Once the network has been defined, we can simply dump it to the prototxt file with the following line of code:

with open('model_test.prototxt', 'w') as f: f.write(str(net.to_proto()))

There are a few but important differences that’s worth highlighting. Before diving in such differences, note that we require all learnable layers to be named as their counterparts in Keras – this will allow us to associate them while transferring weights.

BATCHNORM
After each BatchNorm, we have to add a Scale layer in Caffe. The reason is that the Caffe BatchNorm layer only subtracts the mean from the input data and divides by their variance, while does not include the \(\gamma\) and \(\beta\) parameters that respectively scale and shift the normalized distribution ¹. Conversely, the Keras BatchNormalization layer includes and applies all of the parameters mentioned above. Using a Scale layer with the parameter “bias_term” set to True in Caffe, provides a safe trick to reproduce the exact behavior of the Keras version.

STRIDING AND PADDING
Keras offers a very nice padding feature for striding operations, i.e. padding=’same’. This ensures that after the operation has been applied, the dimension of the activation map is preserved up to the striding factor. So, if the stride value is \(1\), the input and output tensor will have the same \((W, H)\) size, while the output size will be exactly half when the stride is \(2\). Intuitively, it adds just the right amount of padding to allow all operations to be carried out meaningfully. In Caffe, you have to explicitly state the padding value instead. Now consider the case where you’re running a max pooling with stride \(1\), as the second max-pooling in the toy example above, over an input tensor of size \((W/2, H/2)\). If we tell Caffe not to add any padding, then the output map will be one pixel shorter \((W/2-1, H/2-1)\) than it’s keras counterpart, because a \(2×2\) kernel cannot be applied over the last row and last column of the input. On the other hand, if we add a padding of one, Caffe will add one row and one column on both sides of the input and the output will result in a \((W/2+1, W/2+1)\)-sized tensor. To ensure the same output shape, we thus need to crop the padded output of the Caffe pooling layer. In particular, the wish to discard the first row and the first column — and that’s exactly why we added a Crop layer in the network definition.

TRANSFER THE WEIGHTS

Now that we have defined our empty network, we can fill it with weights! Let’s consider a function that takes two input, the keras model and the Caffe model and returns the Caffe model with the transferred weights.
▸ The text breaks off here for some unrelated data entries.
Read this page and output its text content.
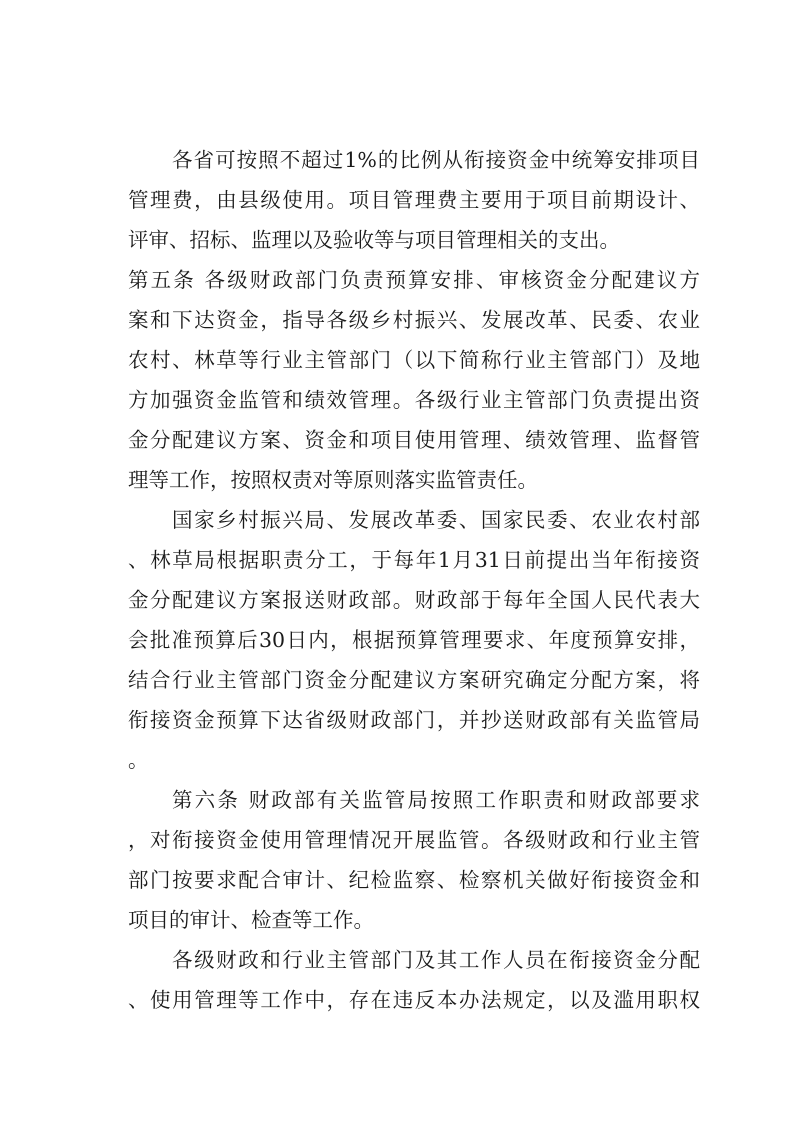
各省可按照不超过1%的比例从衔接资金中统筹安排项目
管理费，由县级使用。项目管理费主要用于项目前期设计、
评审、招标、监理以及验收等与项目管理相关的支出。
第五条 各级财政部门负责预算安排、审核资金分配建议方
案和下达资金，指导各级乡村振兴、发展改革、民委、农业
农村、林草等行业主管部门（以下简称行业主管部门）及地
方加强资金监管和绩效管理。各级行业主管部门负责提出资
金分配建议方案、资金和项目使用管理、绩效管理、监督管
理等工作，按照权责对等原则落实监管责任。
国家乡村振兴局、发展改革委、国家民委、农业农村部
、林草局根据职责分工，于每年1月31日前提出当年衔接资
金分配建议方案报送财政部。财政部于每年全国人民代表大
会批准预算后30日内，根据预算管理要求、年度预算安排，
结合行业主管部门资金分配建议方案研究确定分配方案，将
衔接资金预算下达省级财政部门，并抄送财政部有关监管局
。
第六条 财政部有关监管局按照工作职责和财政部要求
，对衔接资金使用管理情况开展监管。各级财政和行业主管
部门按要求配合审计、纪检监察、检察机关做好衔接资金和
项目的审计、检查等工作。
各级财政和行业主管部门及其工作人员在衔接资金分配
、使用管理等工作中，存在违反本办法规定，以及滥用职权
    net_with_weights = keras_weights_to_caffe_model(keras_model=model, caffe_model=net)

This function will loop through all layers of the Keras model, and stop when a specific layer is named as one of the layers in the Caffe model. In the toy example above, two things can happen: this layer is either a conv layer or a batchnorm layer.
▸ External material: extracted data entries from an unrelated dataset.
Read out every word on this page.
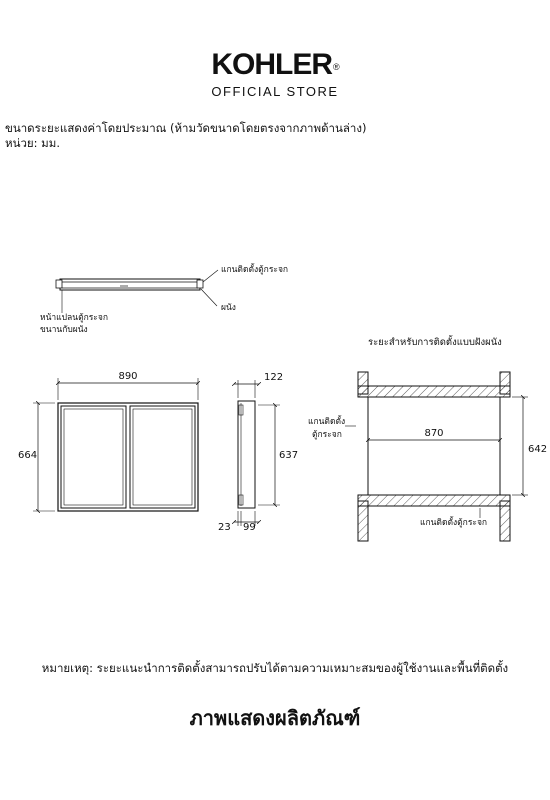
KOHLER®
OFFICIAL STORE
ขนาดระยะแสดงค่าโดยประมาณ (ห้ามวัดขนาดโดยตรงจากภาพด้านล่าง)
หน่วย: มม.
แกนติดตั้งตู้กระจก
ผนัง
หน้าแปลนตู้กระจก
ขนานกับผนัง
890
664
122
637
23 99
ระยะสำหรับการติดตั้งแบบฝังผนัง
870
642
แกนติดตั้ง
ตู้กระจก
แกนติดตั้งตู้กระจก
หมายเหตุ: ระยะแนะนำการติดตั้งสามารถปรับได้ตามความเหมาะสมของผู้ใช้งานและพื้นที่ติดตั้ง
ภาพแสดงผลิตภัณฑ์
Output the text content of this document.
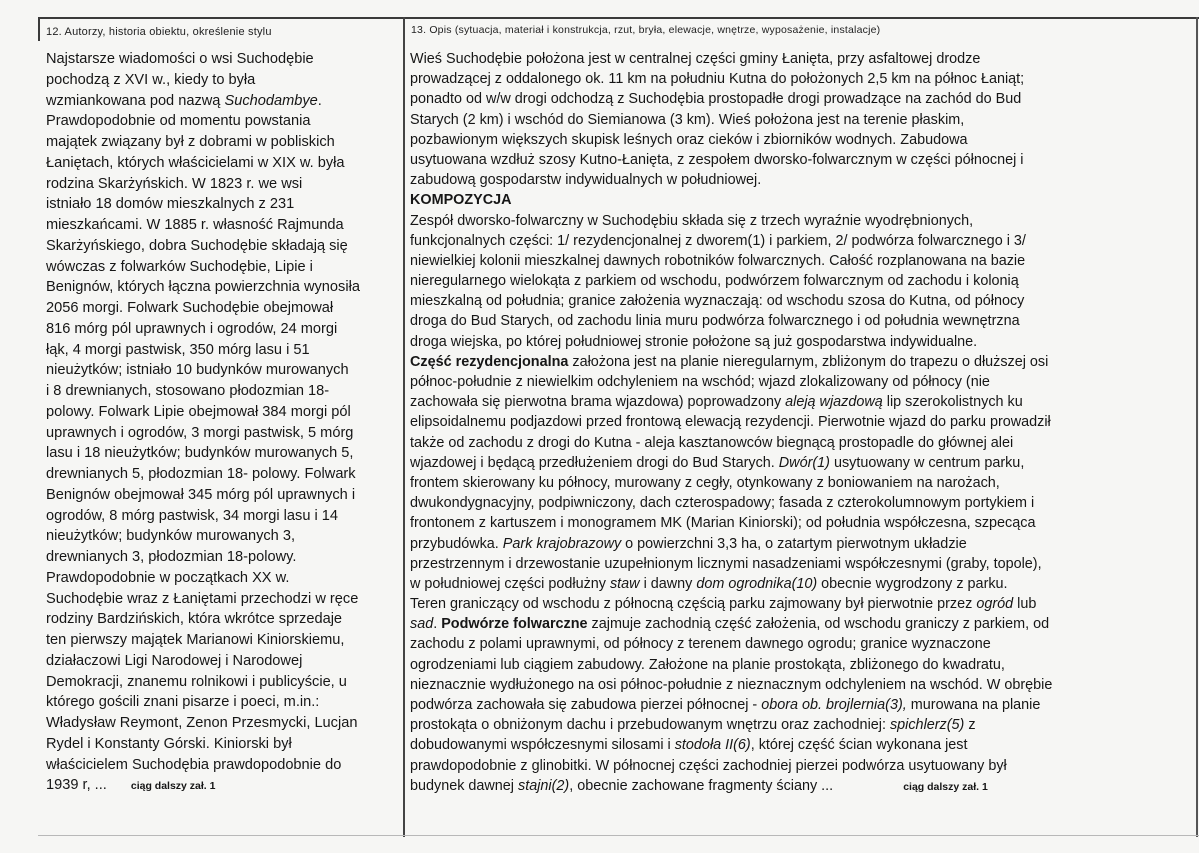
12. Autorzy, historia obiektu, określenie stylu	13. Opis (sytuacja, materiał i konstrukcja, rzut, bryła, elewacje, wnętrze, wyposażenie, instalacje)
Najstarsze wiadomości o wsi Suchodębie
pochodzą z XVI w., kiedy to była
wzmiankowana pod nazwą Suchodambye.
Prawdopodobnie od momentu powstania
majątek związany był z dobrami w pobliskich
Łaniętach, których właścicielami w XIX w. była
rodzina Skarżyńskich. W 1823 r. we wsi
istniało 18 domów mieszkalnych z 231
mieszkańcami. W 1885 r. własność Rajmunda
Skarżyńskiego, dobra Suchodębie składają się
wówczas z folwarków Suchodębie, Lipie i
Benignów, których łączna powierzchnia wynosiła
2056 morgi. Folwark Suchodębie obejmował
816 mórg pól uprawnych i ogrodów, 24 morgi
łąk, 4 morgi pastwisk, 350 mórg lasu i 51
nieużytków; istniało 10 budynków murowanych
i 8 drewnianych, stosowano płodozmian 18-
polowy. Folwark Lipie obejmował 384 morgi pól
uprawnych i ogrodów, 3 morgi pastwisk, 5 mórg
lasu i 18 nieużytków; budynków murowanych 5,
drewnianych 5, płodozmian 18- polowy. Folwark
Benignów obejmował 345 mórg pól uprawnych i
ogrodów, 8 mórg pastwisk, 34 morgi lasu i 14
nieużytków; budynków murowanych 3,
drewnianych 3, płodozmian 18-polowy.
Prawdopodobnie w początkach XX w.
Suchodębie wraz z Łaniętami przechodzi w ręce
rodziny Bardzińskich, która wkrótce sprzedaje
ten pierwszy majątek Marianowi Kiniorskiemu,
działaczowi Ligi Narodowej i Narodowej
Demokracji, znanemu rolnikowi i publicyście, u
którego gościli znani pisarze i poeci, m.in.:
Władysław Reymont, Zenon Przesmycki, Lucjan
Rydel i Konstanty Górski. Kiniorski był
właścicielem Suchodębia prawdopodobnie do
1939 r, ... ciąg dalszy zał. 1
Wieś Suchodębie położona jest w centralnej części gminy Łanięta, przy asfaltowej drodze
prowadzącej z oddalonego ok. 11 km na południu Kutna do położonych 2,5 km na północ Łaniąt;
ponadto od w/w drogi odchodzą z Suchodębia prostopadłe drogi prowadzące na zachód do Bud
Starych (2 km) i wschód do Siemianowa (3 km). Wieś położona jest na terenie płaskim,
pozbawionym większych skupisk leśnych oraz cieków i zbiorników wodnych. Zabudowa
usytuowana wzdłuż szosy Kutno-Łanięta, z zespołem dworsko-folwarcznym w części północnej i
zabudową gospodarstw indywidualnych w południowej.
KOMPOZYCJA
Zespół dworsko-folwarczny w Suchodębiu składa się z trzech wyraźnie wyodrębnionych,
funkcjonalnych części: 1/ rezydencjonalnej z dworem(1) i parkiem, 2/ podwórza folwarcznego i 3/
niewielkiej kolonii mieszkalnej dawnych robotników folwarcznych. Całość rozplanowana na bazie
nieregularnego wielokąta z parkiem od wschodu, podwórzem folwarcznym od zachodu i kolonią
mieszkalną od południa; granice założenia wyznaczają: od wschodu szosa do Kutna, od północy
droga do Bud Starych, od zachodu linia muru podwórza folwarcznego i od południa wewnętrzna
droga wiejska, po której południowej stronie położone są już gospodarstwa indywidualne.
Część rezydencjonalna założona jest na planie nieregularnym, zbliżonym do trapezu o dłuższej osi
północ-południe z niewielkim odchyleniem na wschód; wjazd zlokalizowany od północy (nie
zachowała się pierwotna brama wjazdowa) poprowadzony aleją wjazdową lip szerokolistnych ku
elipsoidalnemu podjazdowi przed frontową elewacją rezydencji. Pierwotnie wjazd do parku prowadził
także od zachodu z drogi do Kutna - aleja kasztanowców biegnącą prostopadle do głównej alei
wjazdowej i będącą przedłużeniem drogi do Bud Starych. Dwór(1) usytuowany w centrum parku,
frontem skierowany ku północy, murowany z cegły, otynkowany z boniowaniem na narożach,
dwukondygnacyjny, podpiwniczony, dach czterospadowy; fasada z czterokolumnowym portykiem i
frontonem z kartuszem i monogramem MK (Marian Kiniorski); od południa współczesna, szpecąca
przybudówka. Park krajobrazowy o powierzchni 3,3 ha, o zatartym pierwotnym układzie
przestrzennym i drzewostanie uzupełnionym licznymi nasadzeniami współczesnymi (graby, topole),
w południowej części podłużny staw i dawny dom ogrodnika(10) obecnie wygrodzony z parku.
Teren graniczący od wschodu z północną częścią parku zajmowany był pierwotnie przez ogród lub
sad. Podwórze folwarczne zajmuje zachodnią część założenia, od wschodu graniczy z parkiem, od
zachodu z polami uprawnymi, od północy z terenem dawnego ogrodu; granice wyznaczone
ogrodzeniami lub ciągiem zabudowy. Założone na planie prostokąta, zbliżonego do kwadratu,
nieznacznie wydłużonego na osi północ-południe z nieznacznym odchyleniem na wschód. W obrębie
podwórza zachowała się zabudowa pierzei północnej - obora ob. brojlernia(3), murowana na planie
prostokąta o obniżonym dachu i przebudowanym wnętrzu oraz zachodniej: spichlerz(5) z
dobudowanymi współczesnymi silosami i stodoła II(6), której część ścian wykonana jest
prawdopodobnie z glinobitki. W północnej części zachodniej pierzei podwórza usytuowany był
budynek dawnej stajni(2), obecnie zachowane fragmenty ściany ...	ciąg dalszy zał. 1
    for layer in keras_model.layers:

        # skip if there is no caffe layer named accordingly
        if not np.any([x == layer.name for x in caffe_model._layer_names]): continue

        if type(layer) == keras.layers.Convolution2D:
            # convert convolutions ...

        if type(layer) == keras.layers.BatchNormalization:
            # convert batchnorm layers ...

2D CONVOLUTIONS
If the layer is a convolution, there are a couple of things to notice. First, keras.layers.Convolution2D.get_weights() can return a list with one or two elements depending on the presence of the bias term. In case of missing bias, we need to add a zero valued array in Caffe. Caffe keeps the same parameter ordering for convolutions, the first element is the kernel, the second one is the bias. But the biggest difference is in the channel ordering. The dimensions of a kernel tensor in keras have the following semantics \((h, w, c_\text{in}, c_\text{out})\), where \(h\times w\) is the kernel size, \(c_\text{in}\) is the number of channel at the previous layer and \(c_\text{out}\) is the number of features to output. Caffe, on the other hand, expects a kernel tensor ordered as \((c_\text{out}, c_\text{in}, h, w)\). Special care is needed if you’re not using the TF image channel ordering since the keras kernel tensor might be differently transposed.
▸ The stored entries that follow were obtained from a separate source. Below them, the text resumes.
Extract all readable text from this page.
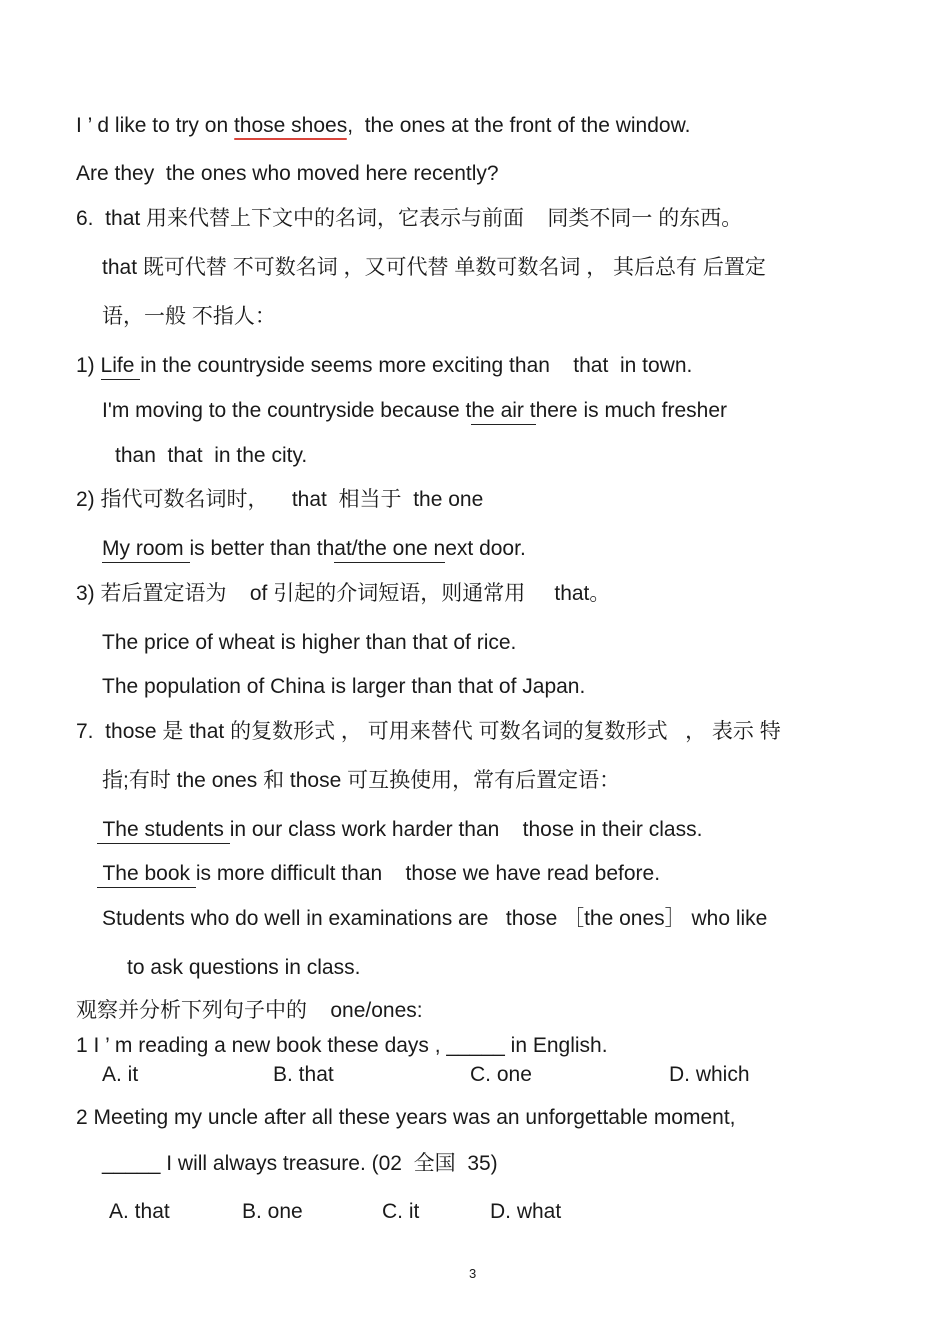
I ’ d like to try on those shoes,  the ones at the front of the window.
Are they  the ones who moved here recently?
6.  that 用来代替上下文中的名词，它表示与前面    同类不同一 的东西。
that 既可代替 不可数名词 ，又可代替 单数可数名词 ， 其后总有 后置定
语，一般 不指人：
1) Life in the countryside seems more exciting than    that  in town.
I'm moving to the countryside because the air there is much fresher
than  that  in the city.
2) 指代可数名词时，    that  相当于  the one
My room is better than that/the one next door.
3) 若后置定语为    of 引起的介词短语，则通常用     that。
The price of wheat is higher than that of rice.
The population of China is larger than that of Japan.
7.  those 是 that 的复数形式 ， 可用来替代 可数名词的复数形式   ， 表示 特
指;有时 the ones 和 those 可互换使用，常有后置定语：
The students in our class work harder than    those in their class.
The book is more difficult than    those we have read before.
Students who do well in examinations are   those ［the ones］ who like
to ask questions in class.
观察并分析下列句子中的    one/ones:
1 I ’ m reading a new book these days , _____ in English.
A. it	B. that	C. one	D. which
2 Meeting my uncle after all these years was an unforgettable moment,
_____ I will always treasure. (02  全国  35)
A. that	B. one	C. it	D. what
3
        # convert convolutions
        data = layer.get_weights()
        w, b = data if np.shape(data)[0] > 1 else [data[0], np.zeros((1, np.shape(data)[-1]))]  # the bias term might not be present
        caffe_model.params[layer.name][0].data[...] = np.transpose(w, (3, 2, 0, 1))  # Caffe wants (c_out, c_in, h, w)
        caffe_model.params[layer.name][1].data[...] = b

BATCHNORM
Converting a batchnorm layer is somehow trickier. First, recall that a batchnorm consists of a set of 4 parameters: mean, variance, \(\beta\) and \(\gamma\). These parameters in keras.layers.BatchNormalization.get_weights(), are ordered as [0] \(\gamma\), [1] \(\beta\), [2] mean and [3] variance. However, it is important to know that the BatchNorm layer in Caffe only accounts for mean and variance, and has an additional scaling factor (that divides both mean and variance) that we don’t find in Keras but can be safely set to 1, without loss of generality. For the \(\gamma\) and \(\beta\) parameters, we need to find the respective Scale layer paired with the BatchNorm Caffe layer. It can be retrieved through the BatchNorm name if a proper naming convention was used when defining the network structure. Of upmost importance is to know that Keras adds a regularizing constant of \(1e-3\) to the variance. This value is automatically added in the Keras BatchNormalization layer and ensures that the denominator is never too small and the normalized output is somehow more stable across batches. This constant is not small enough to be neglected and need to be added during the transfer to obtain comparable outputs from this layer from Caffe and Keras.

        # convert batchnorm layers
        gamma, beta, mean, variance = layer.get_weights()
        caffe_model.params[layer.name][0].data[...] = mean
        caffe_model.params[layer.name][1].data[...] = variance + 1e-3
        caffe_model.params[layer.name][2].data[...] = 1  # always set scale factor to 1
        caffe_model.params['{}_sc'.format(layer.name)][0].data[...] = gamma  # scale
        caffe_model.params['{}_sc'.format(layer.name)][1].data[...] = beta  # bias

CONCLUSIONS

While Keras is super useful at training time, we often need to move to other frameworks for deployment. For embedded devices and FPGA, Caffe is typically the supported reference framework but transferring a learned model from Keras to Caffe requires careful supervision. In this post we highlighted some of the differences we have encountered and how to solve them.

Ioffe, Sergey, and Christian Szegedy. “Batch normalization: Accelerating deep network training by reducing internal covariate shift.” International Conference on Machine Learning. 2015.